Current methods for assessing genetic relationships between traits are flawed
#Current #methods #assessing #genetic #relationships #traits #flawed Welcome to Alaska Green Light Blog, here is the new story we have for you today:
According to researchers, mating patterns can explain many of the relationships between traits previously thought to be biological.
A new study led by the University of California, Los Angeles suggests that current methods of assessing the genetic links between traits often overlook the influence of mating patterns, leading to overestimates of the strength of the genetic link between traits and diseases.
Scientists have used powerful genome sequencing technology in recent years to try to uncover the genetic links between traits and disease risk in the hope that this knowledge could lead to new treatments for diseases. However, a study conducted by UCLA and published in the journal Science warns against over-reliance on genetic correlation estimates, as these estimates can be skewed by non-biological factors that have not been fully accounted for.
Genetic correlation estimates typically assume that mating is random. But in the real world, mates tend to mate because of many common interests and social structures. As a result, some genetic correlations in previous work attributed to shared biology might instead represent incorrect statistical assumptions. For example, previous estimates of the genetic overlap between body mass index (BMI) and educational attainment likely reflect this type of population structure induced by “cross-trait assortative mating,” or how individuals with a trait tend to associate with individuals of a other property.
The study’s authors said genetic correlation estimates deserve closer scrutiny because these estimates have been used to predict disease risk, look for clues to potential therapies, inform diagnostic practices, and frame arguments about human behavior and societal issues. The authors said some in the scientific community have placed too much emphasis on genetic correlation estimates based on the idea that because genes are immutable, studying genes can overcome confounding factors.
“If you just look at two traits that are elevated in a group of people, you cannot conclude that they are there for the same reason,” said lead author Richard Border, a postdoctoral researcher in statistical genetics at UCLA. “But there was a kind of assumption that if you could trace that back to the genes, you would have the causal story.”
Based on their analysis of two large databases of spousal traits, the researchers found that cross-trait assortative mating is strongly associated with genetic correlation estimates and plausibly accounts for a “substantial” portion of genetic correlation estimates.

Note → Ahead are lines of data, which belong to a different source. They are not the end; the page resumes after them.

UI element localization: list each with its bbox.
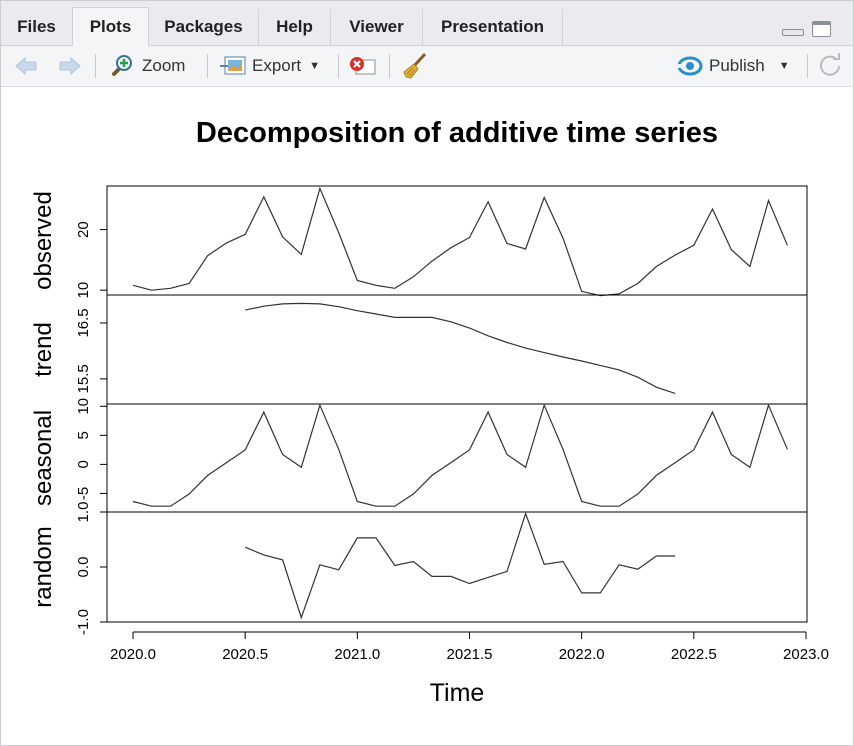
tab-help[interactable]: Help: [259, 9, 331, 45]
panel-random: -1.0 0.0 1.0 random: [30, 502, 808, 635]
x-tick-label: 2021.0: [334, 646, 380, 663]
publish-label: Publish: [709, 56, 765, 75]
minimize-pane-icon[interactable]: [782, 21, 804, 39]
series-line-seasonal: [132, 403, 788, 507]
toolbar-divider: [207, 54, 208, 78]
chevron-down-icon: ▼: [778, 60, 790, 72]
panel-frame: [106, 511, 808, 623]
arrow-right-icon: [59, 56, 81, 76]
y-tick-label: 0.0: [75, 557, 92, 578]
magnifier-plus-icon: [112, 55, 132, 76]
panel-trend: 15.5 16.5 trend: [30, 294, 808, 405]
toolbar-divider: [95, 54, 96, 78]
broom-icon: [403, 52, 427, 79]
export-button[interactable]: Export ▼: [219, 46, 320, 86]
remove-plot-button[interactable]: [348, 46, 378, 86]
refresh-icon: [820, 53, 840, 76]
x-tick-label: 2020.0: [110, 646, 156, 663]
y-tick-label: 5: [75, 431, 92, 439]
back-button[interactable]: [13, 46, 39, 86]
publish-icon: [676, 56, 703, 76]
tab-presentation[interactable]: Presentation: [423, 9, 563, 45]
y-tick-label: 10: [75, 282, 92, 299]
tab-viewer[interactable]: Viewer: [331, 9, 423, 45]
panel-label-random: random: [30, 526, 57, 607]
chart-title: Decomposition of additive time series: [196, 117, 718, 149]
y-tick-label: 15.5: [75, 364, 92, 393]
decomposition-plot: Decomposition of additive time series 10…: [30, 117, 829, 707]
panel-seasonal: -5 0 5 10 seasonal: [30, 398, 808, 513]
y-tick-label: 0: [75, 460, 92, 468]
y-tick-label: -1.0: [75, 609, 92, 635]
y-tick-label: 16.5: [75, 308, 92, 337]
x-axis-label: Time: [430, 679, 485, 707]
tab-bar: Files Plots Packages Help Viewer Present…: [1, 1, 853, 46]
panel-observed: 10 20 observed: [30, 185, 808, 299]
x-axis: 2020.0 2020.5 2021.0 2021.5 2022.0 2022.5 2023…: [110, 631, 829, 663]
panel-frame: [106, 185, 808, 296]
export-label: Export: [252, 56, 302, 75]
x-tick-label: 2023.0: [783, 646, 829, 663]
panel-label-observed: observed: [30, 191, 57, 290]
toolbar-divider: [338, 54, 339, 78]
remove-plot-icon: [350, 57, 376, 75]
tab-packages[interactable]: Packages: [149, 9, 259, 45]
x-tick-label: 2021.5: [447, 646, 493, 663]
y-tick-label: 10: [75, 398, 92, 415]
y-tick-label: -5: [75, 487, 92, 500]
plot-panels: 1020observed15.516.5trend-50510seasonal-…: [30, 185, 808, 635]
panel-frame: [106, 294, 808, 405]
panel-label-seasonal: seasonal: [30, 410, 57, 506]
toolbar-divider: [807, 54, 808, 78]
y-tick-label: 20: [75, 221, 92, 238]
zoom-label: Zoom: [142, 56, 186, 75]
tab-plots[interactable]: Plots: [72, 7, 149, 46]
clear-all-plots-button[interactable]: [400, 46, 428, 86]
publish-button[interactable]: Publish ▼: [676, 46, 790, 86]
tab-files[interactable]: Files: [1, 9, 73, 45]
forward-button[interactable]: [57, 46, 83, 86]
x-tick-label: 2020.5: [222, 646, 268, 663]
y-tick-label: 1.0: [75, 502, 92, 523]
x-tick-label: 2022.5: [671, 646, 717, 663]
chevron-down-icon: ▼: [309, 60, 321, 72]
refresh-button[interactable]: [817, 46, 843, 86]
maximize-pane-icon[interactable]: [812, 21, 834, 39]
zoom-button[interactable]: Zoom: [109, 46, 185, 86]
toolbar-divider: [389, 54, 390, 78]
export-image-icon: [220, 56, 246, 75]
x-tick-label: 2022.0: [559, 646, 605, 663]
series-line-observed: [132, 186, 788, 297]
series-line-trend: [245, 302, 676, 394]
series-line-random: [244, 511, 676, 620]
arrow-left-icon: [15, 56, 37, 76]
panel-label-trend: trend: [30, 322, 57, 377]
plot-toolbar: Zoom Export ▼: [1, 46, 853, 87]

“Cross-trait assortative mating has affected all of our genomes, causing interesting correlations across the genome between the DNA you inherited from your mother and the DNA you inherited from your father,” the co-author said of the study, Noah Zaitlen, professor of computational medicine and neurology at UCLA Health.
Researchers also examined genetic correlation estimates of psychiatric disorders, which have sparked debate in the psychiatric community because they appear to reveal genetic relationships between disorders that appear to share few similarities, such as attention-deficit hyperactivity disorder and schizophrenia. Researchers found that genetic correlations for a number of unrelated traits plausibly result from cross-trait assortative mating and imperfect diagnostic practices. On the other hand, their analysis found stronger associations for some pairs of traits, such as anxiety disorders and major depression, suggesting that there really is at least some shared biology.
“But even if there is a real signal there, we still suggest that we overestimate the magnitude of this transmission,” Border said.
Reference: “Cross-trait assortative mating is widespread and inflates genetic correlation estimates” by Richard Border, Georgios Athanasiadis, Alfonso Buil, Andrew J. Schork, Na Cai, Alexander I. Young, Thomas Werge, Jonathan Flint, Kenneth S. Kendler, Sriram Sankararaman, Andy W. Dahl and Noah A. Zaitlen, November 17, 2022, Science.
The study was funded by the National Institutes of Health, the Chan Zuckerberg Initiative, the National Science Foundation, Open Philanthropy, and the Wellcome Trust.